Mealtime can be enjoyable “family time” too, especially when you plan ahead and ask family members to “pitch in.” Kids like being helpful so let them know they’re vital members of your “family team.”
Many moms and dads recognize the importance of family mealtimes, but often want helpful ideas to make it “the norm.” Here are some tried-and-true tips to get you started. Add these to your family’s routine gradually. And add new tips whenever possible.
Meal planning makes all the difference if you’re trying to save time and money. HPRC offers some helpful suggestions on how to plan your meals in minutes.
Even your tiniest tot can set the table or unload silverware from the dishwasher, while others chop vegetables and mix ingredients. Don’t forget your cleanup helpers! If all hands are on deck, cleanup’s a breeze.
Be flexible with your menu
Dinner can be pancakes or scrambled eggs, fruit, and toast. Save complex recipes for when you have more time—during days off or weekends.

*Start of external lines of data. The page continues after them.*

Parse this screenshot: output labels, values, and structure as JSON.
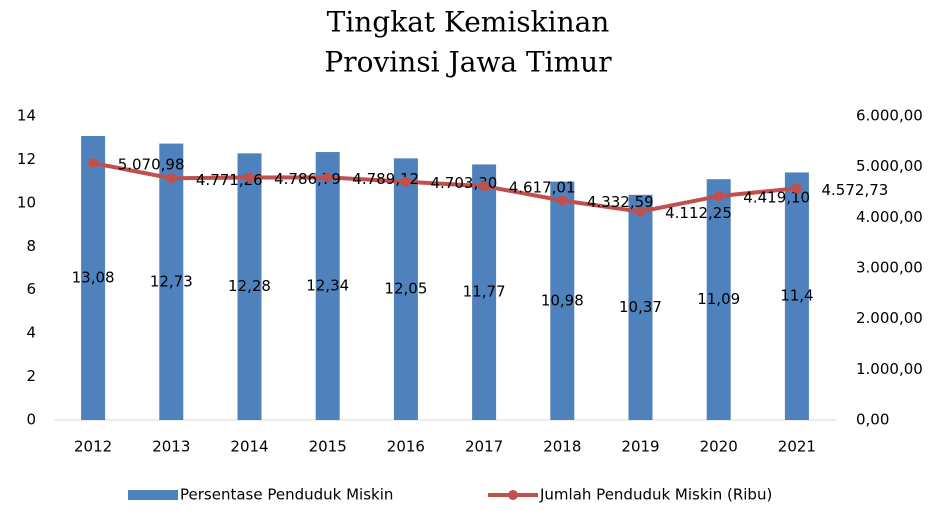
{
  "chart_data": {
    "type": "bar",
    "title": [
      "Tingkat Kemiskinan",
      "Provinsi Jawa Timur"
    ],
    "categories": [
      "2012",
      "2013",
      "2014",
      "2015",
      "2016",
      "2017",
      "2018",
      "2019",
      "2020",
      "2021"
    ],
    "series": [
      {
        "name": "Persentase Penduduk Miskin",
        "color": "#4f81bd",
        "type": "bar",
        "values": [
          13.08,
          12.73,
          12.28,
          12.34,
          12.05,
          11.77,
          10.98,
          10.37,
          11.09,
          11.4
        ],
        "value_labels": [
          "13,08",
          "12,73",
          "12,28",
          "12,34",
          "12,05",
          "11,77",
          "10,98",
          "10,37",
          "11,09",
          "11,4"
        ]
      },
      {
        "name": "Jumlah Penduduk Miskin (Ribu)",
        "color": "#c0504d",
        "type": "line",
        "axis": "y2",
        "values": [
          5070.98,
          4771.26,
          4786.79,
          4789.12,
          4703.3,
          4617.01,
          4332.59,
          4112.25,
          4419.1,
          4572.73
        ],
        "value_labels": [
          "5.070,98",
          "4.771,26",
          "4.786,79",
          "4.789,12",
          "4.703,30",
          "4.617,01",
          "4.332,59",
          "4.112,25",
          "4.419,10",
          "4.572,73"
        ]
      }
    ],
    "ylim": [
      0,
      14
    ],
    "yticks": [
      0,
      2,
      4,
      6,
      8,
      10,
      12,
      14
    ],
    "y2lim": [
      0,
      6000
    ],
    "y2ticks": [
      {
        "value": 0,
        "label": "0,00"
      },
      {
        "value": 1000,
        "label": "1.000,00"
      },
      {
        "value": 2000,
        "label": "2.000,00"
      },
      {
        "value": 3000,
        "label": "3.000,00"
      },
      {
        "value": 4000,
        "label": "4.000,00"
      },
      {
        "value": 5000,
        "label": "5.000,00"
      },
      {
        "value": 6000,
        "label": "6.000,00"
      }
    ],
    "legend": "bottom"
  }
}
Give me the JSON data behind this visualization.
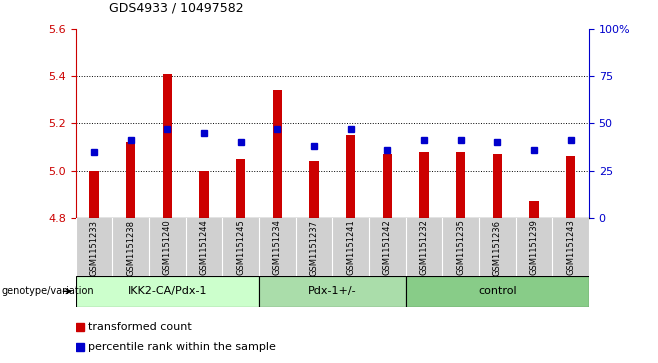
{
  "title": "GDS4933 / 10497582",
  "samples": [
    "GSM1151233",
    "GSM1151238",
    "GSM1151240",
    "GSM1151244",
    "GSM1151245",
    "GSM1151234",
    "GSM1151237",
    "GSM1151241",
    "GSM1151242",
    "GSM1151232",
    "GSM1151235",
    "GSM1151236",
    "GSM1151239",
    "GSM1151243"
  ],
  "bar_values": [
    5.0,
    5.12,
    5.41,
    5.0,
    5.05,
    5.34,
    5.04,
    5.15,
    5.07,
    5.08,
    5.08,
    5.07,
    4.87,
    5.06
  ],
  "bar_bottom": 4.8,
  "percentile_values": [
    35,
    41,
    47,
    45,
    40,
    47,
    38,
    47,
    36,
    41,
    41,
    40,
    36,
    41
  ],
  "ylim_left": [
    4.8,
    5.6
  ],
  "ylim_right": [
    0,
    100
  ],
  "yticks_left": [
    4.8,
    5.0,
    5.2,
    5.4,
    5.6
  ],
  "yticks_right": [
    0,
    25,
    50,
    75,
    100
  ],
  "bar_color": "#cc0000",
  "dot_color": "#0000cc",
  "bar_width": 0.25,
  "groups": [
    {
      "label": "IKK2-CA/Pdx-1",
      "start": 0,
      "end": 5
    },
    {
      "label": "Pdx-1+/-",
      "start": 5,
      "end": 9
    },
    {
      "label": "control",
      "start": 9,
      "end": 14
    }
  ],
  "group_colors": [
    "#ccffcc",
    "#aaddaa",
    "#88cc88"
  ],
  "genotype_label": "genotype/variation",
  "legend_items": [
    {
      "color": "#cc0000",
      "label": "transformed count"
    },
    {
      "color": "#0000cc",
      "label": "percentile rank within the sample"
    }
  ],
  "tick_label_color_left": "#cc0000",
  "tick_label_color_right": "#0000cc",
  "sample_area_color": "#d0d0d0",
  "grid_dotted_at": [
    5.0,
    5.2,
    5.4
  ]
}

Create kid-friendly classics
ChopChop's website offers a variety of simple, delicious recipes that you can prepare with your kids. Or bring back treasured recipes from your own childhood.
Get outside help
What can be done ahead? When making your salad, wash romaine lettuce and add (already purchased and prepped) toppings from your local grocer’s salad bar, such as watermelon chunks or mushrooms. Or pick up wonton soup or egg rolls from the local Chinese restaurant after work. Once home, make this easy fried rice: Cook 6 cups of instant brown rice. Scramble an egg and cut into pieces. Brown ½ cup chopped onion and 1 tsp chopped ginger in 1 tsp oil. Steam 2 cups mixed veggies. Add 1 cup cooked, shredded chicken. Combine all ingredients and add soy sauce to taste.
Save time by using crockpots and/or rice steamers
Nothing’s better than arriving home to a meal that’s ready. Choose some recipes you can make with just a few ingredients. If your family likes them, add them to your roster of family favorites!
Location! Location! Location!
Enjoy your meal from a cooler packed for sports practice or host a picnic on the living room rug. What matters most is eating together.
Create a relaxed setting
Clear the table of mail. Light a candle. And turn off phones and the television.
Invite a guest
In many military families, a parent could be away or living far from home. Find ways to share good food, fellowship, and your family’s mealtime with others.